Настройки шрифта

| |

Фон

| | | |

 

Поток пел голосом Симона-вора, Симона-поджигателя. Слова веселой песенки вырывались из рева воды. «Цикада спит в кустах, / Ее ты не буди… / Скорее с нами в пляс. / Все пляшут, посмотри, / Пляши и веселись, / С кем хочешь обнимись…» Песенка звучала как насмешка над всем белым светом. И, конечно же, над ним, Амбруазом Мопертюи.

Задорная песенка Симона, его радостный голос придали Камилле смелости. Преодолев страх, она ступила на дубовый мостик и уже дошла почти до середины, расставив для равновесия руки. «Пусть звонкий щебет птах / Нарушит сладкий сон… / Скорее с нами в пляс, / Все пляшут, посмотри…»

Старый Мопертюи подобрался к самому ущелью, мостик был совсем рядом. Притаившись в траве, он глядел, как кто-то медленно, неуверенно, расставив руки, движется по перекинутому через ущелье бревну. Амбруаз видел фигуру идущего неясно, со спины, но то был Симон, кто же еще! Симон-беглец, Симон-горлопан, Симон-грубиян. Скорчившись в траве, Амбруаз видел только фигуру на мостике, не замечая другого человека, поджидавшего на той стороне ущелья. Он не сводил глаз со спины идущего, уверенный, что это Симон. Это он, он шел мелкими нетвердыми шажками по замшелому стволу и распевал во все горло. Амбруаз сверлил его взглядом, в котором смешались ненависть и злорадство.

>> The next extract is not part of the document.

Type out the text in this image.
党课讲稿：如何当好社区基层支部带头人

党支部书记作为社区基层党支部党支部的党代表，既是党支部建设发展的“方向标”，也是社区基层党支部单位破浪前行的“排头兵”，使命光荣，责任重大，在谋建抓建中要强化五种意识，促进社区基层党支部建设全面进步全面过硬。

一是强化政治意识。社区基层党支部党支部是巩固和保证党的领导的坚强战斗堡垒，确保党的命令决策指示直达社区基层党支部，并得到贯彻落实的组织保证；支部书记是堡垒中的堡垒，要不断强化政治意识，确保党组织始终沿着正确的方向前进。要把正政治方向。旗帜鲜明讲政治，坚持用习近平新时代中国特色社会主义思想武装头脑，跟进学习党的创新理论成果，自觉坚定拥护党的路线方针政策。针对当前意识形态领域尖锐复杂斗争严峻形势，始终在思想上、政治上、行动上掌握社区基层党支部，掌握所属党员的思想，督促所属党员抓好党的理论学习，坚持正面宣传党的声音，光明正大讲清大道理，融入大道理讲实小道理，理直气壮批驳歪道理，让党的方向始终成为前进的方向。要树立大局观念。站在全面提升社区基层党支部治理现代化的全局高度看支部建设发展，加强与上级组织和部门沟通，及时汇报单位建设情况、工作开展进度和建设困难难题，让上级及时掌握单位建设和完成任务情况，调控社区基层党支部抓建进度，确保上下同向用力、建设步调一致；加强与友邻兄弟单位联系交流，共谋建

«Пусть звонкий щебет птах / Разгонит сладкий сон, / И шелест мягких трав, / И стрекозиный звон… / Скорее с нами в пляс, / Все пляшут, посмотри…» Камилле оставалось еще несколько шагов. Вдруг в воздухе просвистел увесистый, с кулак величиной, камень и угодил ей между лопаток. Камилла потеряла равновесие и, прежде чем Симон успел подскочить и удержать ее, поскользнулась и сорвалась.

Пение смолкло. Громкий вопль прорезал шум воды. Низвергся в бурлящий поток и мгновенно взлетел со дна ущелья вверх. Это был не мужской, а женский крик. Растерянный, Амбруаз Мопертюи встал во весь рост, ничего не понимая. Он целился в Симона и попал в Симона, это Симон свалился в реку, почему же снизу доносится голос Камиллы, а Симон — вон он, на другом краю ущелья? Но крик стих, и снова слышался лишь вечный ропот воды. Никто не пел, никто не кричал. Симон беспомощно застыл в немом оцепенении у пропасти. Не отрываясь, смотрел он вниз: там, на каменном ложе реки, лежало распростертое тело Камиллы, обращенное лицом вверх, словно она смотрела на него сквозь прозрачную воду. Это было похоже на страшный сон: он видел самого себя, своего двойника, с зелеными глазами, с размозженными о камни руками и ногами. И снова просвистел камень. Снова ухнул вниз и взлетел вверх меж скал крик. Снова упало в воду тело.

Симон, еще один Симон, распластался на дне реки. Теперь их там двое: Симон-поджигатель и Симон-похититель. Два близнеца, один большой и сильный, другой тонкий и хрупкий. Один навзничь, другой ничком. Один — уставив широко раскрытые зеленые глаза в полоску неба меж обрывистых лесистых берегов, другой — уткнувшись лицом в каменистое дно.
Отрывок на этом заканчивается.